My objective is to define a loss function that would measure, so to speak, the convergence of the model towards a uniform data distribution.
I generate K
random fictitious observations and compare how many of them are smaller than the true data in the training set. In other words, the model generates K
simulations, and we determine the number of simulations where the generated data is smaller than the actual data.
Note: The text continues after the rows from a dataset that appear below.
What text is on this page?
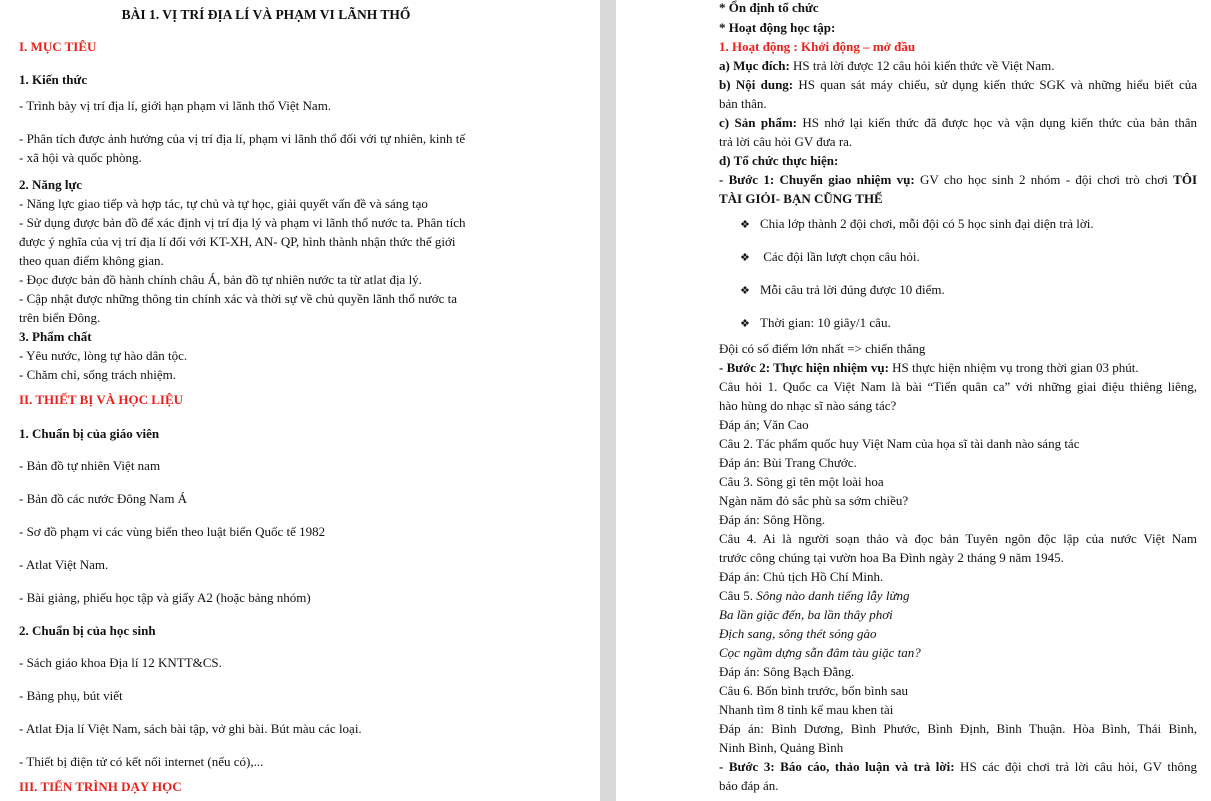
BÀI 1. VỊ TRÍ ĐỊA LÍ VÀ PHẠM VI LÃNH THỔ
I. MỤC TIÊU
1. Kiến thức
- Trình bày vị trí địa lí, giới hạn phạm vi lãnh thổ Việt Nam.
- Phân tích được ảnh hưởng của vị trí địa lí, phạm vi lãnh thổ đối với tự nhiên, kinh tế
- xã hội và quốc phòng.
2. Năng lực
- Năng lực giao tiếp và hợp tác, tự chủ và tự học, giải quyết vấn đề và sáng tạo
- Sử dụng được bản đồ để xác định vị trí địa lý và phạm vi lãnh thổ nước ta. Phân tích
được ý nghĩa của vị trí địa lí đối với KT-XH, AN- QP, hình thành nhận thức thế giới
theo quan điểm không gian.
- Đọc được bản đồ hành chính châu Á, bản đồ tự nhiên nước ta từ atlat địa lý.
- Cập nhật được những thông tin chính xác và thời sự về chủ quyền lãnh thổ nước ta
trên biển Đông.
3. Phẩm chất
- Yêu nước, lòng tự hào dân tộc.
- Chăm chỉ, sống trách nhiệm.
II. THIẾT BỊ VÀ HỌC LIỆU
1. Chuẩn bị của giáo viên
- Bản đồ tự nhiên Việt nam
- Bản đồ các nước Đông Nam Á
- Sơ đồ phạm vi các vùng biển theo luật biển Quốc tế 1982
- Atlat Việt Nam.
- Bài giảng, phiếu học tập và giấy A2 (hoặc bảng nhóm)
2. Chuẩn bị của học sinh
- Sách giáo khoa Địa lí 12 KNTT&CS.
- Bảng phụ, bút viết
- Atlat Địa lí Việt Nam, sách bài tập, vở ghi bài. Bút màu các loại.
- Thiết bị điện tử có kết nối internet (nếu có),...
III. TIẾN TRÌNH DẠY HỌC
* Ổn định tổ chức
* Hoạt động học tập:
1. Hoạt động : Khởi động – mở đầu
a) Mục đích: HS trả lời được 12 câu hỏi kiến thức về Việt Nam.
b) Nội dung: HS quan sát máy chiếu, sử dụng kiến thức SGK và những hiểu biết của
bản thân.
c) Sản phẩm: HS nhớ lại kiến thức đã được học và vận dụng kiến thức của bản thân
trả lời câu hỏi GV đưa ra.
d) Tổ chức thực hiện:
- Bước 1: Chuyển giao nhiệm vụ: GV cho học sinh 2 nhóm - đội chơi trò chơi TÔI
TÀI GIỎI- BẠN CŨNG THẾ
❖ Chia lớp thành 2 đội chơi, mỗi đội có 5 học sinh đại diện trả lời.
❖ Các đội lần lượt chọn câu hỏi.
❖ Mỗi câu trả lời đúng được 10 điểm.
❖ Thời gian: 10 giây/1 câu.
Đội có số điểm lớn nhất => chiến thắng
- Bước 2: Thực hiện nhiệm vụ: HS thực hiện nhiệm vụ trong thời gian 03 phút.
Câu hỏi 1. Quốc ca Việt Nam là bài “Tiến quân ca” với những giai điệu thiêng liêng,
hào hùng do nhạc sĩ nào sáng tác?
Đáp án; Văn Cao
Câu 2. Tác phẩm quốc huy Việt Nam của họa sĩ tài danh nào sáng tác
Đáp án: Bùi Trang Chước.
Câu 3. Sông gì tên một loài hoa
Ngàn năm đỏ sắc phù sa sớm chiều?
Đáp án: Sông Hồng.
Câu 4. Ai là người soạn thảo và đọc bản Tuyên ngôn độc lập của nước Việt Nam
trước công chúng tại vườn hoa Ba Đình ngày 2 tháng 9 năm 1945.
Đáp án: Chủ tịch Hồ Chí Minh.
Câu 5. Sông nào danh tiếng lẫy lừng
Ba lần giặc đến, ba lần thây phơi
Địch sang, sông thét sóng gào
Cọc ngầm dựng sẵn đâm tàu giặc tan?
Đáp án: Sông Bạch Đằng.
Câu 6. Bốn bình trước, bốn bình sau
Nhanh tìm 8 tỉnh kể mau khen tài
Đáp án: Bình Dương, Bình Phước, Bình Định, Bình Thuận. Hòa Bình, Thái Bình,
Ninh Bình, Quảng Bình
- Bước 3: Báo cáo, thảo luận và trả lời: HS các đội chơi trả lời câu hỏi, GV thông
báo đáp án.
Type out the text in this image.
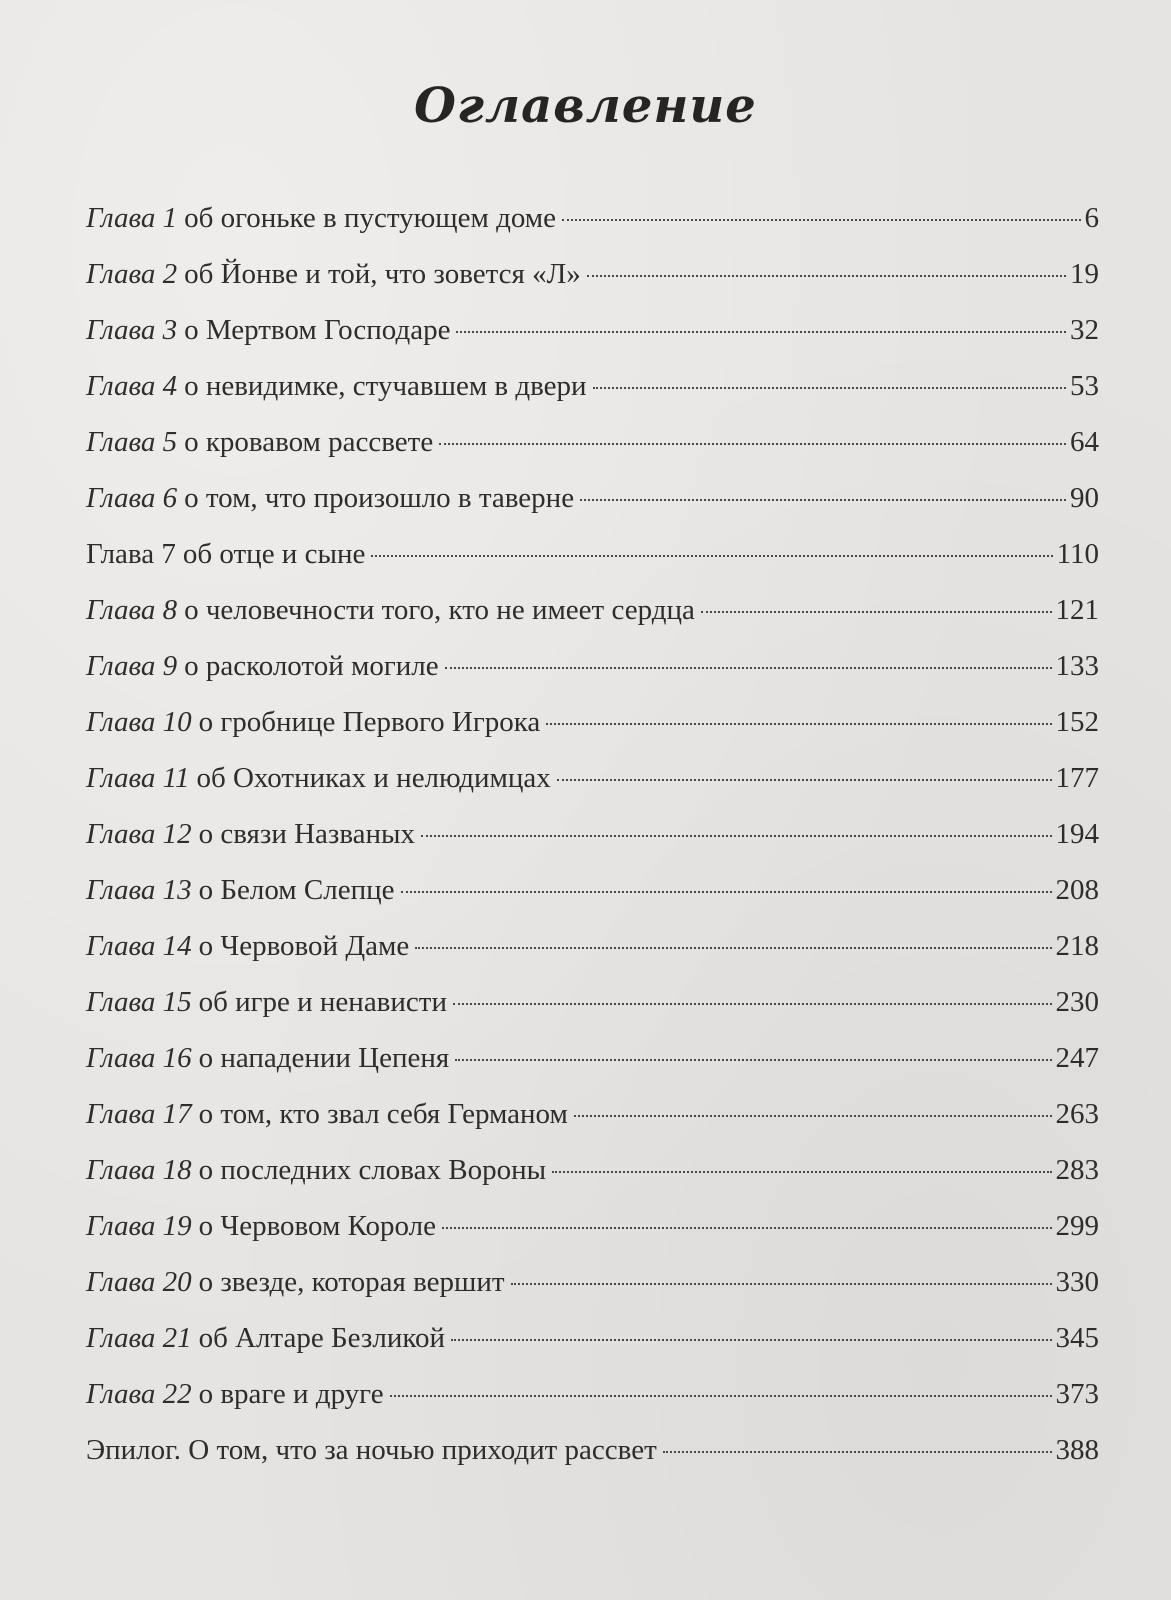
Оглавление
Глава 1 об огоньке в пустующем доме	6
Глава 2 об Йонве и той, что зовется «Л»	19
Глава 3 о Мертвом Господаре	32
Глава 4 о невидимке, стучавшем в двери	53
Глава 5 о кровавом рассвете	64
Глава 6 о том, что произошло в таверне	90
Глава 7 об отце и сыне	110
Глава 8 о человечности того, кто не имеет сердца	121
Глава 9 о расколотой могиле	133
Глава 10 о гробнице Первого Игрока	152
Глава 11 об Охотниках и нелюдимцах	177
Глава 12 о связи Названых	194
Глава 13 о Белом Слепце	208
Глава 14 о Червовой Даме	218
Глава 15 об игре и ненависти	230
Глава 16 о нападении Цепеня	247
Глава 17 о том, кто звал себя Германом	263
Глава 18 о последних словах Вороны	283
Глава 19 о Червовом Короле	299
Глава 20 о звезде, которая вершит	330
Глава 21 об Алтаре Безликой	345
Глава 22 о враге и друге	373
Эпилог. О том, что за ночью приходит рассвет	388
If the model is well trained, this distribution should converge to a uniform distribution.
However, since the resulting histogram is not differentiable, I needed to approximate this idea using compositions of continuous differentiable functions.
def _sigmoid(y_hat, y):
"""Calculate the sigmoid function centered at y using PyTorch."""
# return torch.relu((y - y_hat))
return torch.sigmoid((y - y_hat) * 10.0)
# return torch.nn.functional.softplus((y - y_hat))
def psi_m(y, m):
"""Calculate the bump function centered at m using PyTorch."""
stddev = 0.1
return torch.exp(-0.5 * ((y - m) / stddev) ** 2)
def phi(y_k, y_n):
"""Calculate the sum of sigmoid functions using PyTorch."""
return torch.sum(_sigmoid(y_k, y_n))
def gamma(y_k, y_n, m):
"""Calculate the contribution to the m-th bin of the histogram using PyTorch."""
# e_m = torch.tensor([1.0 if j == m else 0.0 for j in range(len(y_k) + 1)])
e_m = torch.zeros(len(y_k) + 1, device=y_k.device)
e_m[m] = 1.0
return e_m * psi_m(phi(y_k, y_n), m)
def gamma_batch(y_k, y_n, m):
"""Calculate the contribution to the m-th bin of the histogram using PyTorch."""
# e_m = torch.tensor([1.0 if j == m else 0.0 for j in range(len(y_k) + 1)])
e_m = torch.eye(len(y_k) + 1, device=y_k.device, requires_grad=True)
psi_m_partial = partial(psi_m, phi(y_k, y_n))
return e_m * map(psi_m_partial, m)
@torch.compile
def generate_a_k(y_hat, y):
"""Calculate the values of the real observation y in each of the components of the approximate histogram using PyTorch."""
K = len(y_hat)
return torch.sum(torch.stack([gamma(y_hat, y, k) for k in range(K+1)]), dim=0)
@torch.compile
def scalar_diff(q):
"""Scalar difference between the vector representing our surrogate histogram and the uniform distribution vector using PyTorch."""
# return torch.sum((q - 1/len(q)) ** 2)
uniform_value = 1 / \
q.size(0) # Compute the uniform distribution value once
# return torch.sum((q - uniform_value) ** 2)
return torch.norm(q - uniform_value, p=2)
def invariant_statistical_loss(model, data_loader, hparams):
optimizer = optim.Adam(model.parameters(), lr=hparams['eta'])
losses = []
for data in tqdm(data_loader):
a_k = torch.zeros(int(hparams['K']) + 1)
for y in data:
optimizer.zero_grad()
x_k = torch.normal(0.0, 1.0, size=(hparams['K'], 1))
y_k = model(x_k)
a_k += generate_a_k(y_k, y)
loss = scalar_diff(a_k / torch.sum(a_k))
loss.backward()
optimizer.step()
losses.append(loss.item())
return losses
So, generate_a_k(y_k, y)
would return a vector of size K+1
, where the element at index k
is close to 1
if y
is greater than k
elements of the vector y_k
.
Finally, scalar_diff
calculates the squared difference between the calculated aₖ
and the uniform distribution.
I would like to know if there is a way to make this code faster and/or vectorise it. I am not been able. Thank you very much in advance!